I had the honor of chairing the ACM Conference on Systems, Programming, Languages and Applications: Software for Humanity (SPLASH/OOPSLA) this year. That means that I was like a Producer, and got to do all the work behind the scenes to make the conference come to life. After a year and a half of “programming,” I pressed “run” on October 21. It’s a little crazy if you believe in agile. A whole year and a half of designing and “programming,” with no testing whatsoever, no small chunks, just a long process of envisioning, estimating, guessing, coordinating, signing contracts, making decisions; then we unleash the event over 5 days with almost 600 people and hope for the best!
So what’s involved in producing a conference like SPLASH?
For the most part, there is a huge amount of coordination work that needs to be done. The producer coordinates with the ACM (sponsor), the hotel/venue, the A/V and Internet people, external restaurants/entertainment, industry supporters, and the registration people, among other miscellaneous services. This is the administrative, logistic, and operational side of the conference. For these aspects, I brought in ISR’s Technical Relations Director Debra Brodbeck, who is an absolute maniac when it comes to getting things done. We’re so very lucky to have her at UC Irvine...!
There are also strategic and content aspects to producing a conference. When I accepted the role of General Chair, I realized the conference was in flux trying to find its position in a context that is quite different from that of the 90s, when OOP was the big thing and everyone wanted to go to OOPSLA. It was this strategic challenge that enticed me. My goal was to formulate a mission statement for SPLASH that goes beyond catchy, meaningless groups of words, and that truly captures the uniqueness of this community.
So, what is the uniqueness of SPLASH? Why would someone attend SPLASH as opposed to, say, RubiConf, EclipseCon, Goto, Qcon, or academic conferences like PLDI, POPL, and the like? SPLASH sits right at the edge of these two types of conferences. Indeed, for about two decades or so, OOPSLA has been right on the edge where academic and industrial research meets advanced development. It’s a balancing act at that edge, and SPLASH continues in this vein. This year, the first keynote speaker was Turing award winner Ivan Sutherland; the third keynote speaker was Mr. JavaScript Brendan Eich; the keynote speaker in the middle was a Swiss academic, Markus Puschel, with some pretty wacky ideas on performance/productivity. Where else could we possibly find this combination of keynote speakers in one conference?!
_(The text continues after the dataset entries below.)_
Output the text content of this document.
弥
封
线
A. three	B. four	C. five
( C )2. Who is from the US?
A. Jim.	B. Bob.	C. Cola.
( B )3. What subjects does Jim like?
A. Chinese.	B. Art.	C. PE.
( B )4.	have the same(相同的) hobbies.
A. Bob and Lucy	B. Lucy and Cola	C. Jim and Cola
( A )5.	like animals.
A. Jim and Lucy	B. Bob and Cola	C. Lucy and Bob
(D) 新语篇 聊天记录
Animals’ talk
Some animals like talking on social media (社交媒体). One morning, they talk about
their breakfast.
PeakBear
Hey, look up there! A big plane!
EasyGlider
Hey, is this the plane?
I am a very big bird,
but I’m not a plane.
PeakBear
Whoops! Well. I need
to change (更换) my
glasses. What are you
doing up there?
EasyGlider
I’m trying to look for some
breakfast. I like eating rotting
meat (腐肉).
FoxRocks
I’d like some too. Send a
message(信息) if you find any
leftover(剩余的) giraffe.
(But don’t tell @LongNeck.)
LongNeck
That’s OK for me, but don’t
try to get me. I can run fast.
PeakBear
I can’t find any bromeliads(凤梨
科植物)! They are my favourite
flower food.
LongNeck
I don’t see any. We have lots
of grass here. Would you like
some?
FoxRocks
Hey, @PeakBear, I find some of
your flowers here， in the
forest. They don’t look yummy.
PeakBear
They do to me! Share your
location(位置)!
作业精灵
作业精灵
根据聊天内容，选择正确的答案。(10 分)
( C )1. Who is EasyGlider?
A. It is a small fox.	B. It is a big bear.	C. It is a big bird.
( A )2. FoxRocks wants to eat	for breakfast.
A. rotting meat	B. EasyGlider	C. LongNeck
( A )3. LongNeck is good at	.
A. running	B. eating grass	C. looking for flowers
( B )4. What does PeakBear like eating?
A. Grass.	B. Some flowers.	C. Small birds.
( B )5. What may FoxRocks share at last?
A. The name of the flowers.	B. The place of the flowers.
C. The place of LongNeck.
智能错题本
This edge is not for everyone. Many people are better served if they go to conferences that have only Eich, Sutherland, or Puschel types of speakers, but not the combination of the three. And that’s ok. But this is the uniqueness of SPLASH: it’s a hybrid, a melting pot of software development approaches. As you go from session to session you may have the impression you are traveling between distant planets!
The rest of the [vast] program reflected this hybrid combination, with academic research papers woven with experience reports, idea-papers and demonstrations. Even the three TechTalk speakers were a hybrid bunch: Jesper Richter-Reichhelm geeked out on “How to handle 1M daily users without a cache;” Dave Thomas entertained with a rant on “Why modern application development sucks!;” and Kresten Krab Thorup told a more personal story of his involvement with Erlang. Let’s not forget the self-hybrid Guy Steele doing a live demonstration of singing calls in square dancing! The days preceding the main conference were also full of interesting talks and events with the same hybrid characteristic: from the Dart people, who have just unleashed one of the largest programming language design experiments ever over all of us, to Brad Myers, who studies the human aspects of programming in relatively controlled environments, to the AWS Hackathon.
You can probably sense the pride that I have in having been the producer of this wacky hybrid conference. And I am extremely grateful to the organizers and committee members who helped put this conference together. As many said before me, the most important thing for a team leader to do is to put in place a great team and move him/herself out of the way!